It would be the same sort of magic technology that would allow humans to land on, and successfully colonize, a habitable planet. Closer to home, it would be the same magic technology that would allow Mars or some other body in the solar system to become habitable. In other words, it's the sort of technology that doesn't yet exist.
But you might be right. Technology might have peaked and we might never have a symbiotic relationship with Earth, but that doesn't mean we should give up trying. Giving up is never the best option.
I never said we should colonize Mars or even the Moon, all I said was that eventually we would have to go to space in some capacity or another. Quite frankly I doubt we'll ever colonize Mars, or at the very least it'll be so far in the future that any speculation on the subject is so close to pointless that I simply do not care about it.
See the issue with the whole 'reaching a symbiotic relationship with Earth' is that by its nature the Earth is a limited resource and eventually the biomass will have metabolized all the stuff it can and then the Earth will no longer be able to sustain life, at that point we'll either die out or have to import raw material from other places.
Dude, calm down. I'm not the one calling you a nutter (although the trans-human species thing does sound a little whack). My point was that future technologies not only have the possibility of magically transporting us to other worlds, they also have the possibility of solving many of the problems that would force us to leave this planet in the first place.
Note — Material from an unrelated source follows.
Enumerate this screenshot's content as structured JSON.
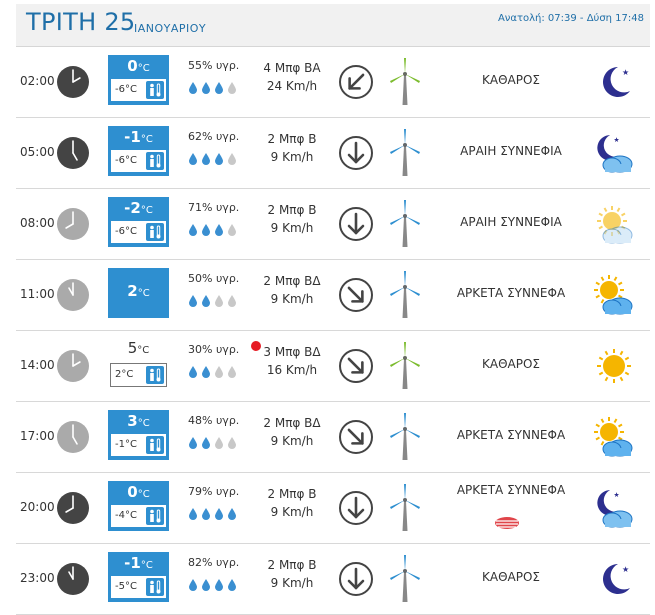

I know you're not the one calling me a nutter, was replying to more than one post. And honestly there's nothing magic about technology that could potentially transport us to other worlds. we have tech capable of taking us to Mars right now, it'd just be a bigger version of stuff we already have. Granted, actually building stuff from that technology is such a huge undertaking it might be effectively impossible at this point in time. But then again I honestly think that a colony on Mars isn't really what we should be focusing on right now or even for a few hundred years, at this point in time I'd be perfectly happy seeing the space agencies focusing on the Moon and stuff inside the radius of the Moon's orbit,
I mean, assuming ITER achieves fusion and the follow-up industrial testbed also ends up successful, that means we will eventually have to go to space since the fuel needed to run a reactor like that isn't available on Earth in quantities that are anywhere near close to being useful.
Wow.
I've read and re-read my post several times. All two sentences of it. I can't find where I said we shouldn't exploit space for resources. My post simply challenged your assertion that there were only two choices for humanity: colonize space, or "die out and vanish forever". I happen to believe there's a third alternative. Sorry you've had such an emotional reaction to it.
You never said anything to that effect, again I was replying to more than one post. My post never said we should straight up colonize space; as I've said before I think that speculation on the subject of humanity as a interplanetary species is so close to futurology that discussion on the subject becomes for all intents and purposes science fiction; entertaining but not that useful.
What I think we should do is focus on what is close to us, and that means continuing space research at the current pace and working on more effective power generation, as I said, I quite honestly think that if we ever crack fusion then the whole 'going to space'-thing will follow naturally.